Maxim registered an assist on the opening night of the 07-08 season, but would ultimately only put up 2 goals and 2 assists in the first 10 games of the season. It was a slow start and it wouldn't get any easier as he would only score one goal in the next 10 games. After 20, Afinogenov had 3 goals and 5 assists and the Sabres were below .500 for the first time in recent memory.

Afinogenov continued to bounce around between lines and struggled to earn ice time as his coach still questioned his ability to protect the puck, make good decisions and play defense. In January, he received terrible news as what was originally expected to be a groin pull was actually a tear and he would be out indefinitely. An injury like that keeps any player on the shelf for an extended period of time, but for a player who's game is based heavily on speed, it's nothing short of a disaster. While Buffalo struggled to keep their head above water, including a streak in January where the team lost 10 in a row and 13 out of 14 games, Maxim waited, for that's all one can do with such an injury, for the tear to heal. The Sabres went from being in a solid playoff position to being on the outside looking in and, afraid to lose another player for nothing in return, Buffalo was forced to trade their captain Brian Campbell to the San Jose Sharks for Steve Bernier. While the Sabres struggles actually didn't have too much to do with Maxim's lack of production, it certainly didn't help and after Campbell left town many assumed that this was the end of the season for them.

Ultimately, the injury cost him 26 games and, unfortunately for Buffalo, his return hasn't really sparked much of a comeback in the Sabres. As a player, however, he seems more determined than ever. In his second game back, he scored 2 goals and added an assist in a game in which Buffalo beat the Philadelphia Flyers 5-2. Since his return, he's averaging a point per game. Fast forward to tonight's game (3/10) against the Rangers and you can see flashes of changed player. Late in overtime, Maxim was caught deep in the Rangers zone as New York was able to move the puck up quickly, trapping the speedy forward. The Rangers came in 3 on 2, dropped the puck back to the trailing man who quickly tried to slide the puck to the left wing for a quick, and wide open, one timer when Maxim appeared out of nowhere to block the pass and throw the puck to the boards near his defenseman. He saw that his man was going to collect the puck so he instantly changed directions, turned on those world class wheels and scorched through the middle of the ice and received a perfect pass in stride. He went in 1-on-1 against Henrik Lundqvist, but was stopped on a nifty little backhand shot. While he wasn't able to win the game for them, he may have saved it. It's the kind of play they expect to see from a guy with his natural skating ability. It's the kind of play for which I wish he was known, the kind of play only a guy with his level of natural skill can make. Maybe his return will help the Sabres scratch out a playoff spot. Maybe he'll show his coach that he's not a defensive liability, which will in turn allow him more ice time in which to produce offensively. Or maybe he'll disappear from the Buffalo roster in the off season and land on a team like Detroit, play with a guy like Pavel Datsyuk and compete for the scoring title. He has the ability, he just needs to show the will.

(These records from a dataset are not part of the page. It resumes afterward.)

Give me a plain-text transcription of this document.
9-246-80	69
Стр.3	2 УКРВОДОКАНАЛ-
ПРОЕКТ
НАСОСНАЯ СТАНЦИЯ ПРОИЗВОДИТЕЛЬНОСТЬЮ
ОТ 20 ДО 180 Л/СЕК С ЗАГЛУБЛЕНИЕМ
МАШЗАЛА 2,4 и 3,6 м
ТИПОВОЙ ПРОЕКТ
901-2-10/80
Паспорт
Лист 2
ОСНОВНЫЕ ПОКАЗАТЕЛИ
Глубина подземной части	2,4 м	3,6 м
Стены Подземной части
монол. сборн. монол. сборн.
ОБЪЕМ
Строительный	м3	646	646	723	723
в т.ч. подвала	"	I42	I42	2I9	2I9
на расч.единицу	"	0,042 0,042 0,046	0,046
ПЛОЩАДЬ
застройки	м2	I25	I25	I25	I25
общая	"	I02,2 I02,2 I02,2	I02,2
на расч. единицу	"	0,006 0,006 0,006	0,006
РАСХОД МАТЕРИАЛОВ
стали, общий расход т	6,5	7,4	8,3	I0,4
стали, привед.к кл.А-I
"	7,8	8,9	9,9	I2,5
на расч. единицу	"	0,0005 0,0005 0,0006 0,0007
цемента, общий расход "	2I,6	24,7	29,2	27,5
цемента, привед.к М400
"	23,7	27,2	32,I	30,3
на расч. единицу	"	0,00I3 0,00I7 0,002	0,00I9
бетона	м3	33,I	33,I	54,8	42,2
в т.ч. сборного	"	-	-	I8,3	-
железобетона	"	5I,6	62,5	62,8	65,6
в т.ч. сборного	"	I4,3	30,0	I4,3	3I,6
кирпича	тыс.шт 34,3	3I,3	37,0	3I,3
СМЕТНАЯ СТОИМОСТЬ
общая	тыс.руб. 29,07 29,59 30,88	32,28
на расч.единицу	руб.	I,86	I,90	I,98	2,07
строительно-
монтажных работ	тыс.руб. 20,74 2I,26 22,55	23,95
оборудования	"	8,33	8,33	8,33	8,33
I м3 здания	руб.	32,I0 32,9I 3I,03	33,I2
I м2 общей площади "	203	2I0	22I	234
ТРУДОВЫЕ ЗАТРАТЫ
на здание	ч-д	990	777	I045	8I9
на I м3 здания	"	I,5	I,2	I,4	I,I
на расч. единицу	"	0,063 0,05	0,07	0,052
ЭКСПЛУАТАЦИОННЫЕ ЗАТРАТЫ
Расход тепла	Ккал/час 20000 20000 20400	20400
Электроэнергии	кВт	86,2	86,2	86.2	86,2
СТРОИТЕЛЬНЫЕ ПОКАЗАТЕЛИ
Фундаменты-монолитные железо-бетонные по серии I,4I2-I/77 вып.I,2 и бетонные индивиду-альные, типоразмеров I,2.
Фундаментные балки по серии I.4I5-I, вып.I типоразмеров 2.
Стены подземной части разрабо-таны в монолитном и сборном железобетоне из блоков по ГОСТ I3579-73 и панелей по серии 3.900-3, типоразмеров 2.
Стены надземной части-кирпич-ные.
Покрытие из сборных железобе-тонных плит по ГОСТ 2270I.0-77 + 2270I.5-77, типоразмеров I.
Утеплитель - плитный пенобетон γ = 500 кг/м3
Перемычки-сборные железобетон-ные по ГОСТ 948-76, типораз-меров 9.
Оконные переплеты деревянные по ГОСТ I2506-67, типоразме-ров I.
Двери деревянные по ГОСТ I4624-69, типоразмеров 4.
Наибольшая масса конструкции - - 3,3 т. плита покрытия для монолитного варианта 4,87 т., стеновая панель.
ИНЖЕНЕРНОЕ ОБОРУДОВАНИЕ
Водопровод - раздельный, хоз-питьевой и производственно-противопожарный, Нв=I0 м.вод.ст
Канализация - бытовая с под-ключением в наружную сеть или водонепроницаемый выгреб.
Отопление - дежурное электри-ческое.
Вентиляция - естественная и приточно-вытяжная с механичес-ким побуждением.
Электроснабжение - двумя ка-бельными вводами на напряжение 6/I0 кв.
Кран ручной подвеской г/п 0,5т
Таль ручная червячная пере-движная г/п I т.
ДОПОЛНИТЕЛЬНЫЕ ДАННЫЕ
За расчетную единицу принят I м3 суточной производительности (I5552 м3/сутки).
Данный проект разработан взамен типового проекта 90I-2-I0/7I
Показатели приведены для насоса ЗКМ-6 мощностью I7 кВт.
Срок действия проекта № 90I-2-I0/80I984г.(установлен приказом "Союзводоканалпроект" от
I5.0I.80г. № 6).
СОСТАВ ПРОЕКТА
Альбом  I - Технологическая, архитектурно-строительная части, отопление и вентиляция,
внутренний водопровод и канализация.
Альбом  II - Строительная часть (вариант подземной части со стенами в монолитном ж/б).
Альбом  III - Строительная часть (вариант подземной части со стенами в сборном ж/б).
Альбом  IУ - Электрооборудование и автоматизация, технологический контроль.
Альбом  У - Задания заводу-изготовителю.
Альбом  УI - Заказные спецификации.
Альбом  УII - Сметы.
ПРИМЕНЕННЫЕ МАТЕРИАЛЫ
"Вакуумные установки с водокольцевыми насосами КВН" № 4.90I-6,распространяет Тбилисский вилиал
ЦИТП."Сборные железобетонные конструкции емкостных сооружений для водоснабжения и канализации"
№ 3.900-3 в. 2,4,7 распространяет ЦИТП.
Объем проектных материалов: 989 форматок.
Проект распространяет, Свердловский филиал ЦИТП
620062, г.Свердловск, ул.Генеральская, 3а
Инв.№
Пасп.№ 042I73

I wrote this because he's one of my favorite players to watch and he's also a somewhat unknown player among casual fans, if there is such a thing in hockey. For me, he embodies what makes the game exciting. He is exactly the kind of player that anyone could watch and understand why there are people who love this sport above all else and why it's a part of the fabric that makes up the Canadian culture. I understand Lindsey Ruff's concerns over the defensive play and he needs to learn to be more consistent in his own zone, but he's the kind of player that can change a game. At 29, he's not a young kid anymore and he might have 5-6 years left so I hope he figures it out because I'd love to see him have success again and I'd love to see the Sabres in the playoffs.